John Flateau, a professor at Medgar Evers College and a New York City Board of Elections commissioner, made a slew of suggestions at Thursday’s forum. He said the city could create as many as 70 Council districts of smaller sizes and stressed the need for proportional representation for the five boroughs based on populations.
Flateau and other panellists cited California redistricting model as one the city could follow, which prohibits incumbent elected officials from sitting on a redistricting commission and invites applications that are independently screened.
“Think of redistricting...that could be one of those triggers, one of those mass civic engagement exercises, figuring out how to set up this process going forward so that individuals, communities, neighborhoods feel ownership for wanting to participate in this process and learn more about their government,” he said.
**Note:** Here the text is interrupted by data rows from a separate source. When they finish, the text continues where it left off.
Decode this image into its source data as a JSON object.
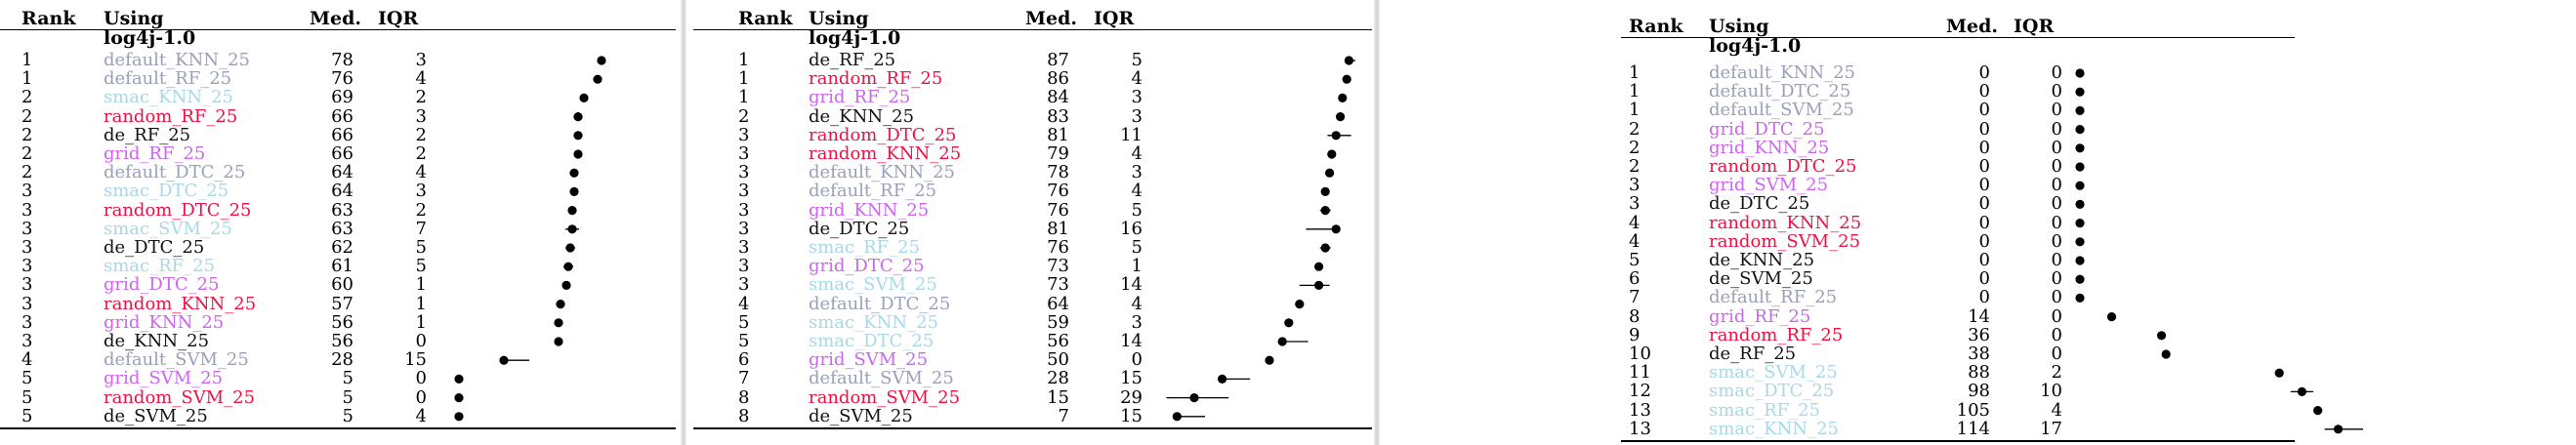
{
  "headers": {
    "rank": "Rank",
    "using": "Using",
    "med": "Med.",
    "iqr": "IQR"
  },
  "group_label": "log4j-1.0",
  "colors": {
    "default": "#9aa0b8",
    "smac": "#a8d8e6",
    "random": "#ee1144",
    "grid": "#cc66ee",
    "de": "#111111"
  },
  "panels": [
    {
      "rows": [
        {
          "rank": "1",
          "using": "default_KNN_25",
          "med": "78",
          "iqr": "3",
          "color": "default",
          "q1": 76.5,
          "q3": 79.5
        },
        {
          "rank": "1",
          "using": "default_RF_25",
          "med": "76",
          "iqr": "4",
          "color": "default",
          "q1": 74,
          "q3": 78
        },
        {
          "rank": "2",
          "using": "smac_KNN_25",
          "med": "69",
          "iqr": "2",
          "color": "smac",
          "q1": 68,
          "q3": 70
        },
        {
          "rank": "2",
          "using": "random_RF_25",
          "med": "66",
          "iqr": "3",
          "color": "random",
          "q1": 64.5,
          "q3": 67.5
        },
        {
          "rank": "2",
          "using": "de_RF_25",
          "med": "66",
          "iqr": "2",
          "color": "de",
          "q1": 65,
          "q3": 67
        },
        {
          "rank": "2",
          "using": "grid_RF_25",
          "med": "66",
          "iqr": "2",
          "color": "grid",
          "q1": 65,
          "q3": 67
        },
        {
          "rank": "2",
          "using": "default_DTC_25",
          "med": "64",
          "iqr": "4",
          "color": "default",
          "q1": 62,
          "q3": 66
        },
        {
          "rank": "3",
          "using": "smac_DTC_25",
          "med": "64",
          "iqr": "3",
          "color": "smac",
          "q1": 62.5,
          "q3": 65.5
        },
        {
          "rank": "3",
          "using": "random_DTC_25",
          "med": "63",
          "iqr": "2",
          "color": "random",
          "q1": 62,
          "q3": 64
        },
        {
          "rank": "3",
          "using": "smac_SVM_25",
          "med": "63",
          "iqr": "7",
          "color": "smac",
          "q1": 59.5,
          "q3": 66.5
        },
        {
          "rank": "3",
          "using": "de_DTC_25",
          "med": "62",
          "iqr": "5",
          "color": "de",
          "q1": 59.5,
          "q3": 64.5
        },
        {
          "rank": "3",
          "using": "smac_RF_25",
          "med": "61",
          "iqr": "5",
          "color": "smac",
          "q1": 58.5,
          "q3": 63.5
        },
        {
          "rank": "3",
          "using": "grid_DTC_25",
          "med": "60",
          "iqr": "1",
          "color": "grid",
          "q1": 59.5,
          "q3": 60.5
        },
        {
          "rank": "3",
          "using": "random_KNN_25",
          "med": "57",
          "iqr": "1",
          "color": "random",
          "q1": 56.5,
          "q3": 57.5
        },
        {
          "rank": "3",
          "using": "grid_KNN_25",
          "med": "56",
          "iqr": "1",
          "color": "grid",
          "q1": 55.5,
          "q3": 56.5
        },
        {
          "rank": "3",
          "using": "de_KNN_25",
          "med": "56",
          "iqr": "0",
          "color": "de",
          "q1": 56,
          "q3": 56
        },
        {
          "rank": "4",
          "using": "default_SVM_25",
          "med": "28",
          "iqr": "15",
          "color": "default",
          "q1": 26,
          "q3": 41
        },
        {
          "rank": "5",
          "using": "grid_SVM_25",
          "med": "5",
          "iqr": "0",
          "color": "grid",
          "q1": 5,
          "q3": 5
        },
        {
          "rank": "5",
          "using": "random_SVM_25",
          "med": "5",
          "iqr": "0",
          "color": "random",
          "q1": 5,
          "q3": 5
        },
        {
          "rank": "5",
          "using": "de_SVM_25",
          "med": "5",
          "iqr": "4",
          "color": "de",
          "q1": 3,
          "q3": 7
        }
      ]
    },
    {
      "rows": [
        {
          "rank": "1",
          "using": "de_RF_25",
          "med": "87",
          "iqr": "5",
          "color": "de",
          "q1": 85,
          "q3": 90
        },
        {
          "rank": "1",
          "using": "random_RF_25",
          "med": "86",
          "iqr": "4",
          "color": "random",
          "q1": 84,
          "q3": 88
        },
        {
          "rank": "1",
          "using": "grid_RF_25",
          "med": "84",
          "iqr": "3",
          "color": "grid",
          "q1": 82.5,
          "q3": 85.5
        },
        {
          "rank": "2",
          "using": "de_KNN_25",
          "med": "83",
          "iqr": "3",
          "color": "de",
          "q1": 81.5,
          "q3": 84.5
        },
        {
          "rank": "3",
          "using": "random_DTC_25",
          "med": "81",
          "iqr": "11",
          "color": "random",
          "q1": 77,
          "q3": 88
        },
        {
          "rank": "3",
          "using": "random_KNN_25",
          "med": "79",
          "iqr": "4",
          "color": "random",
          "q1": 77,
          "q3": 81
        },
        {
          "rank": "3",
          "using": "default_KNN_25",
          "med": "78",
          "iqr": "3",
          "color": "default",
          "q1": 76.5,
          "q3": 79.5
        },
        {
          "rank": "3",
          "using": "default_RF_25",
          "med": "76",
          "iqr": "4",
          "color": "default",
          "q1": 74,
          "q3": 78
        },
        {
          "rank": "3",
          "using": "grid_KNN_25",
          "med": "76",
          "iqr": "5",
          "color": "grid",
          "q1": 73.5,
          "q3": 78.5
        },
        {
          "rank": "3",
          "using": "de_DTC_25",
          "med": "81",
          "iqr": "16",
          "color": "de",
          "q1": 67,
          "q3": 83
        },
        {
          "rank": "3",
          "using": "smac_RF_25",
          "med": "76",
          "iqr": "5",
          "color": "smac",
          "q1": 73.5,
          "q3": 78.5
        },
        {
          "rank": "3",
          "using": "grid_DTC_25",
          "med": "73",
          "iqr": "1",
          "color": "grid",
          "q1": 72.5,
          "q3": 73.5
        },
        {
          "rank": "3",
          "using": "smac_SVM_25",
          "med": "73",
          "iqr": "14",
          "color": "smac",
          "q1": 64,
          "q3": 78
        },
        {
          "rank": "4",
          "using": "default_DTC_25",
          "med": "64",
          "iqr": "4",
          "color": "default",
          "q1": 62,
          "q3": 66
        },
        {
          "rank": "5",
          "using": "smac_KNN_25",
          "med": "59",
          "iqr": "3",
          "color": "smac",
          "q1": 57.5,
          "q3": 60.5
        },
        {
          "rank": "5",
          "using": "smac_DTC_25",
          "med": "56",
          "iqr": "14",
          "color": "smac",
          "q1": 54,
          "q3": 68
        },
        {
          "rank": "6",
          "using": "grid_SVM_25",
          "med": "50",
          "iqr": "0",
          "color": "grid",
          "q1": 50,
          "q3": 50
        },
        {
          "rank": "7",
          "using": "default_SVM_25",
          "med": "28",
          "iqr": "15",
          "color": "default",
          "q1": 26,
          "q3": 41
        },
        {
          "rank": "8",
          "using": "random_SVM_25",
          "med": "15",
          "iqr": "29",
          "color": "random",
          "q1": 2,
          "q3": 31
        },
        {
          "rank": "8",
          "using": "de_SVM_25",
          "med": "7",
          "iqr": "15",
          "color": "de",
          "q1": 5,
          "q3": 20
        }
      ]
    },
    {
      "rows": [
        {
          "rank": "1",
          "using": "default_KNN_25",
          "med": "0",
          "iqr": "0",
          "color": "default",
          "q1": 0,
          "q3": 0
        },
        {
          "rank": "1",
          "using": "default_DTC_25",
          "med": "0",
          "iqr": "0",
          "color": "default",
          "q1": 0,
          "q3": 0
        },
        {
          "rank": "1",
          "using": "default_SVM_25",
          "med": "0",
          "iqr": "0",
          "color": "default",
          "q1": 0,
          "q3": 0
        },
        {
          "rank": "2",
          "using": "grid_DTC_25",
          "med": "0",
          "iqr": "0",
          "color": "grid",
          "q1": 0,
          "q3": 0
        },
        {
          "rank": "2",
          "using": "grid_KNN_25",
          "med": "0",
          "iqr": "0",
          "color": "grid",
          "q1": 0,
          "q3": 0
        },
        {
          "rank": "2",
          "using": "random_DTC_25",
          "med": "0",
          "iqr": "0",
          "color": "random",
          "q1": 0,
          "q3": 0
        },
        {
          "rank": "3",
          "using": "grid_SVM_25",
          "med": "0",
          "iqr": "0",
          "color": "grid",
          "q1": 0,
          "q3": 0
        },
        {
          "rank": "3",
          "using": "de_DTC_25",
          "med": "0",
          "iqr": "0",
          "color": "de",
          "q1": 0,
          "q3": 0
        },
        {
          "rank": "4",
          "using": "random_KNN_25",
          "med": "0",
          "iqr": "0",
          "color": "random",
          "q1": 0,
          "q3": 0
        },
        {
          "rank": "4",
          "using": "random_SVM_25",
          "med": "0",
          "iqr": "0",
          "color": "random",
          "q1": 0,
          "q3": 0
        },
        {
          "rank": "5",
          "using": "de_KNN_25",
          "med": "0",
          "iqr": "0",
          "color": "de",
          "q1": 0,
          "q3": 0
        },
        {
          "rank": "6",
          "using": "de_SVM_25",
          "med": "0",
          "iqr": "0",
          "color": "de",
          "q1": 0,
          "q3": 0
        },
        {
          "rank": "7",
          "using": "default_RF_25",
          "med": "0",
          "iqr": "0",
          "color": "default",
          "q1": 0,
          "q3": 0
        },
        {
          "rank": "8",
          "using": "grid_RF_25",
          "med": "14",
          "iqr": "0",
          "color": "grid",
          "q1": 14,
          "q3": 14
        },
        {
          "rank": "9",
          "using": "random_RF_25",
          "med": "36",
          "iqr": "0",
          "color": "random",
          "q1": 36,
          "q3": 36
        },
        {
          "rank": "10",
          "using": "de_RF_25",
          "med": "38",
          "iqr": "0",
          "color": "de",
          "q1": 38,
          "q3": 38
        },
        {
          "rank": "11",
          "using": "smac_SVM_25",
          "med": "88",
          "iqr": "2",
          "color": "smac",
          "q1": 87,
          "q3": 89
        },
        {
          "rank": "12",
          "using": "smac_DTC_25",
          "med": "98",
          "iqr": "10",
          "color": "smac",
          "q1": 93,
          "q3": 103
        },
        {
          "rank": "13",
          "using": "smac_RF_25",
          "med": "105",
          "iqr": "4",
          "color": "smac",
          "q1": 103,
          "q3": 107
        },
        {
          "rank": "13",
          "using": "smac_KNN_25",
          "med": "114",
          "iqr": "17",
          "color": "smac",
          "q1": 108,
          "q3": 125
        }
      ]
    }
  ],
  "chart_data": [
    {
      "type": "scatter",
      "x_range": [
        0,
        100
      ],
      "series": "panels.0.rows (median dot, q1-q3 whisker)"
    },
    {
      "type": "scatter",
      "x_range": [
        0,
        100
      ],
      "series": "panels.1.rows (median dot, q1-q3 whisker)"
    },
    {
      "type": "scatter",
      "x_range": [
        0,
        125
      ],
      "series": "panels.2.rows (median dot, q1-q3 whisker)"
    }
  ]
}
Kathay Feng, executive director of California Common Cause, testified on a video call to the commission. Among other ideas, she said there could be a robust list of conflicts of interest to limit who could serve on a redistricting commission, that districting commission members should be diverse and could be picked based on a set of qualifications, with the goal of ensuring the maximum public confidence in how maps are drawn. An application process like California’s, she said, would ensure that a commission attracts participants who are willing to commit their time to a laborious process. And she emphasized several transparency measures a commission should follow.
Flateau and the others did warn that any efforts at independent and equitable redistricting would be predicated on an accurate count in the 2020 census, which is threatened by the Trump Administration’s decision to include a citizenship question that could depress the count in immigrant communities. He also said that previous commissions fell under the preclearance mechanism of Section 5 of the Voting Rights Act -- where the federal government would first approve any changes to local voting districts -- which was struck down by the Supreme Court in its 2013 decision in Shelby County v. Holder. In its absence, Flateau said the city could possibly set up its own preclearance system for municipal districts under the corporation counsel’s office.
James Hong, the former co-director of the MinKwon Center for Community Action, agreed that applicants should be screened and ideally, the commission would be made of “academics, demographers, people who are really into data and connected with their community, and community members,” and would prohibit past elected officials from serving.
“Redistricting from start to finish needs to be protected from partisan operatives,” he said.
Over the next month, the charter commission will hold another round of public hearings across the city. The commission’s proposals are due by September 7.